Там мама празднично-лучистая,
Отец с улыбкой доброты,
Головка дочки шелковистая
И братьев милые черты.
Но отделен решеткой кованой
От мира тайны и чудес,
Молюсь: да будет уготовано
Обнять их мне…
Христос Воскрес!
1960-е гг.
Старцу Андронику
Я долго мечтой обольщался,
Что старцу запомнились мы,
Все те, кто с ним близко общался
В распадках седой Колымы.
Я с ним комариной тайгою
В толпе обреченных шагал,
Сгибался в шахтерском забое,
На лагерных нарах лежал.
По прихоти десятилетий
Капризные смены судьбы
Всё стерли… И старец ответил:
– Не знаю, не помню, забыл…
Боюсь, когда ангел суровый
Предстанет, о сроке трубя,
Я снова услышу то слово:
– Не знаю, не помню тебя…
1960-е гг.
Пришел я ко всенощной с вербой в руках,
С расцветшими ветками в нежных пушках.
Пушистые шарики трогаю я:
Вот этот – умершая дочка моя,
Тот мяконький птенчик —
Сын мой младенчик,
Двоешка под крепким брусничным листом —
Во всем неразлучные мать с отцом,
Тот шарик без зелени —
Друг мой расстрелянный,
К веткам прильнувший —
Племяш утонувший,
Смятый и скрученный —
Брат мой замученный,
А тот глянцевитый —
Брат мой убитый.
Шариков хватит на ветках тугих
Для всех отошедших моих дорогих.
Лица людей – лики окон,
Каждый свечою своей озарен.
Вербная роща в храм внесена,
В каждое сердце входит весна.
Радостно пение:
Всем воскресение!
Общее, общее всем воскресение!
Трепетны свечи Радостью встречи,
Смысл уясняется в каждой судьбе.
Слава Тебе!
Слава Тебе!
2 апреля 1961
Как дерево в саду, Ты подстригал меня,
Побеги счастья все срезал, не дав развиться.

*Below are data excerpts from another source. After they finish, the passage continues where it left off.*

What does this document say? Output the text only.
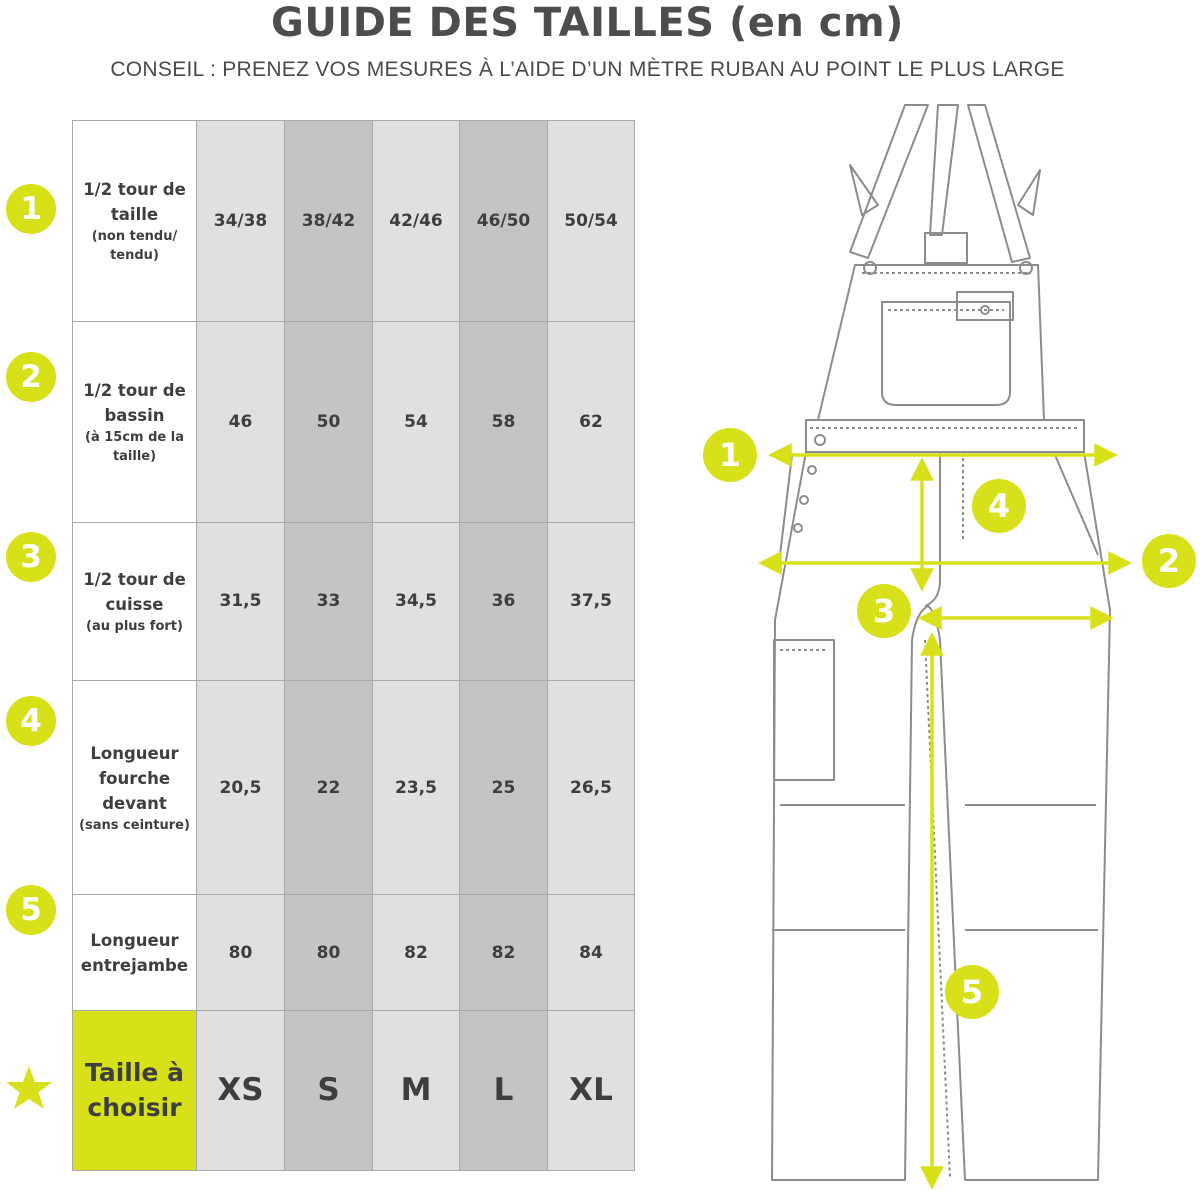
GUIDE DES TAILLES (en cm)
CONSEIL : PRENEZ VOS MESURES À L’AIDE D’UN MÈTRE RUBAN AU POINT LE PLUS LARGE
1
2
3
4
5
1/2 tour de taille
(non tendu/ tendu)	34/38	38/42	42/46	46/50	50/54

1/2 tour de bassin
(à 15cm de la taille)	46	50	54	58	62

1/2 tour de cuisse
(au plus fort)	31,5	33	34,5	36	37,5

Longueur fourche devant
(sans ceinture)	20,5	22	23,5	25	26,5

Longueur entrejambe	80	80	82	82	84
Taille à choisir	XS	S	M	L	XL
1
2
3
4
5
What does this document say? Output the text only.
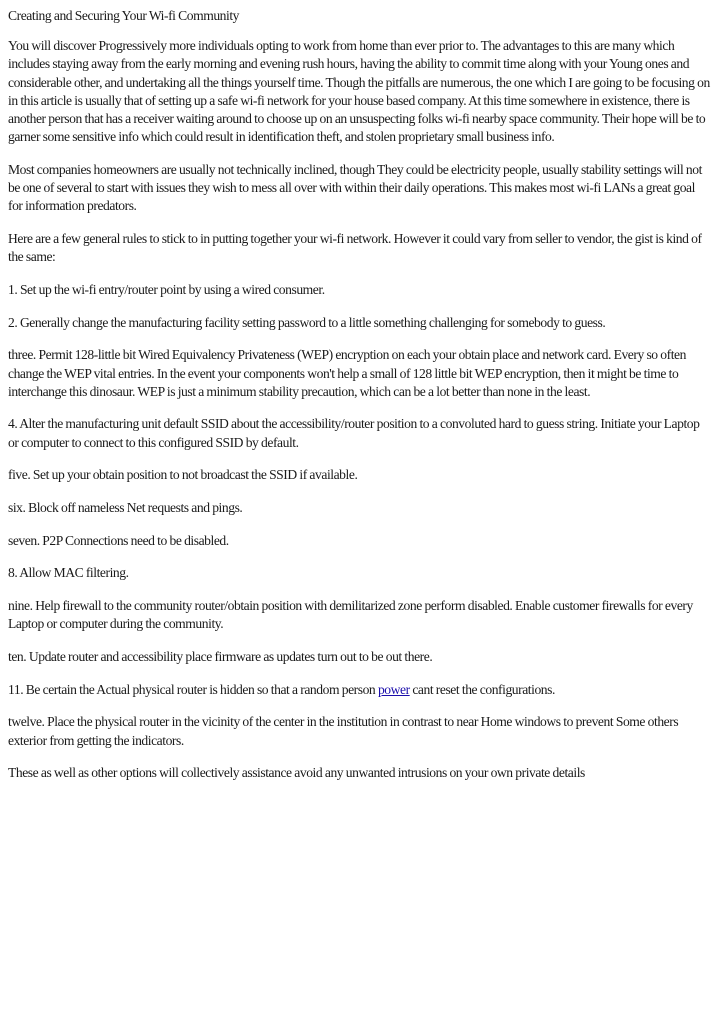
Creating and Securing Your Wi-fi Community

You will discover Progressively more individuals opting to work from home than ever prior to. The advantages to this are many which includes staying away from the early morning and evening rush hours, having the ability to commit time along with your Young ones and considerable other, and undertaking all the things yourself time. Though the pitfalls are numerous, the one which I are going to be focusing on in this article is usually that of setting up a safe wi-fi network for your house based company. At this time somewhere in existence, there is another person that has a receiver waiting around to choose up on an unsuspecting folks wi-fi nearby space community. Their hope will be to garner some sensitive info which could result in identification theft, and stolen proprietary small business info.

Most companies homeowners are usually not technically inclined, though They could be electricity people, usually stability settings will not be one of several to start with issues they wish to mess all over with within their daily operations. This makes most wi-fi LANs a great goal for information predators.

Here are a few general rules to stick to in putting together your wi-fi network. However it could vary from seller to vendor, the gist is kind of the same:

1. Set up the wi-fi entry/router point by using a wired consumer.

2. Generally change the manufacturing facility setting password to a little something challenging for somebody to guess.

three. Permit 128-little bit Wired Equivalency Privateness (WEP) encryption on each your obtain place and network card. Every so often change the WEP vital entries. In the event your components won't help a small of 128 little bit WEP encryption, then it might be time to interchange this dinosaur. WEP is just a minimum stability precaution, which can be a lot better than none in the least.

4. Alter the manufacturing unit default SSID about the accessibility/router position to a convoluted hard to guess string. Initiate your Laptop or computer to connect to this configured SSID by default.

five. Set up your obtain position to not broadcast the SSID if available.

six. Block off nameless Net requests and pings.

seven. P2P Connections need to be disabled.

8. Allow MAC filtering.

nine. Help firewall to the community router/obtain position with demilitarized zone perform disabled. Enable customer firewalls for every Laptop or computer during the community.

ten. Update router and accessibility place firmware as updates turn out to be out there.

11. Be certain the Actual physical router is hidden so that a random person power cant reset the configurations.

twelve. Place the physical router in the vicinity of the center in the institution in contrast to near Home windows to prevent Some others exterior from getting the indicators.

These as well as other options will collectively assistance avoid any unwanted intrusions on your own private details
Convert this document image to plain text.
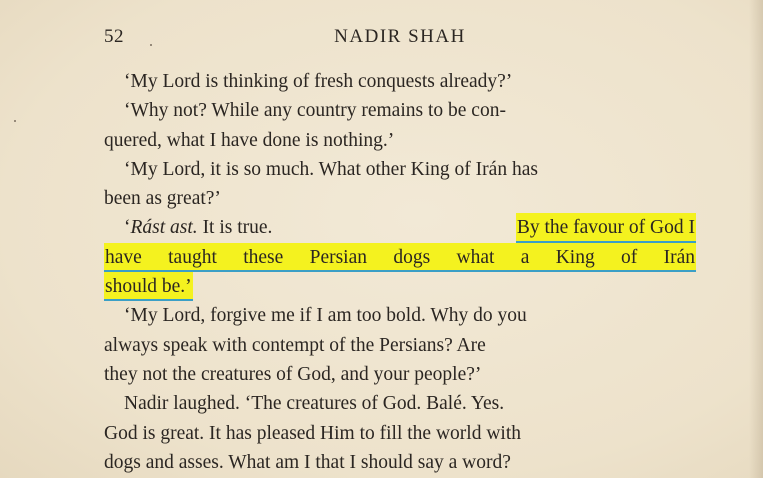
52	NADIR SHAH
‘My Lord is thinking of fresh conquests already?’
‘Why not? While any country remains to be con-
quered, what I have done is nothing.’
‘My Lord, it is so much. What other King of Irán has
been as great?’
‘Rást ast. It is true.	By the favour of God I
have taught these Persian dogs what a King of Irán
should be.’
‘My Lord, forgive me if I am too bold. Why do you
always speak with contempt of the Persians? Are
they not the creatures of God, and your people?’
Nadir laughed. ‘The creatures of God. Balé. Yes.
God is great. It has pleased Him to fill the world with
dogs and asses. What am I that I should say a word?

Угас ребенок мой, что был мне краше дня.
Рассыпалась семья, и вот я сам в темнице.
Но я люблю Тебя, Отцовская Рука,
Мне наносящая пронзительные раны.
И сердце полнит мне блаженство, как тоска.
Люблю Тебя, люблю
и в гимнах
славить стану.
Елена Владимирова
Елена Львовна Владимирова (1902–1962) родилась в Петербурге, в семье потомственных моряков. Училась в Институте благородных девиц, но рано прониклась революционными идеями, порвала с семьей и ушла из дома. В Гражданскую войну сражалась с басмачами в Средней Азии рядовым бойцом.
Вернувшись в родной город, Владимирова становится журналистом, выходит замуж за одного из вожаков петроградского комсомола, редактора «Красной газеты» Леонида Сыркина. В 1937 году все оборвалось: Сыркина арестовали и расстреляли, а ее как жену врага народа отправили в лагерь. В заключении Владимирова провела восемнадцать лет.
На Колыме она родилась как поэт и получила «высшее признание» – за стихи была приговорена к расстрелу, замененному после восьмидесяти девяти дней в камере смертников пятнадцатью годами каторжных работ. О том, как это было, рассказывают письма-воспоминания ее друзей.
«Направляю вам сохранившиеся у меня стихи Елены Владимировой, переданные в свое время ее другу по колымскому лагерю, моей жене А. С. Герценштейн. Обе тогда отбывали заключение в роли нянек в инфекционном детском отделении магаданской больницы, где Владимирова по ночам писала стихи, в то время как ее «напарница» Герценштейн стояла на «цинке», чтобы, не дай Господь, начальство не застало поэта на месте «преступления». К сожалению, многие стихи пропали во время неоднократных обысков. Известно ли вам, что Владимирова была осуждена в Магадане на второй срок за свои стихи? Выдала ее врач, тоже заключенная…»
Другие подробности сообщил поэт Юрий Люба, друг Владимировой. После вторичного осуждения она продолжала писать стихи, только в уме, доверяя памяти, а не бумаге. Так рождалась ее поэма «Северная повесть» объемом около четырех тысяч строк. Здоровье Владимировой было уже подорвано, открылся туберкулез, и в 1945 году ее этапировали в Караганду. Там она закончила поэму и занесла на бумагу. Вот как рассказывала об этом автор:
«Писать надо было обязательно открыто, не прячась, потому что иначе все сразу бы провалилось. Это “открыто” значило – под самым носом у начальства, на глазах у всех, но незаметно для них. Я брала иголку и какую-нибудь починку, кусочек карандаша и маленькие листочки папиросной бумаги и делала свои два дела одновременно. Садилась обычно поближе к воде, на всякий случай, – чтобы утопить всю “папиросную” работу в луже, ведре, кувшине и отделаться карцером. Страховала меня одна приятельница, большой друг, рисковавший разделить мою судьбу…»
Поэму удалось вынести из зоны, спрятав в вышитую подушечку, тоже с помощью друзей…
Литературное наследие Владимировой – пять поэм и 260 стихотворений – сберег ленинградский поэт Юрий Люба.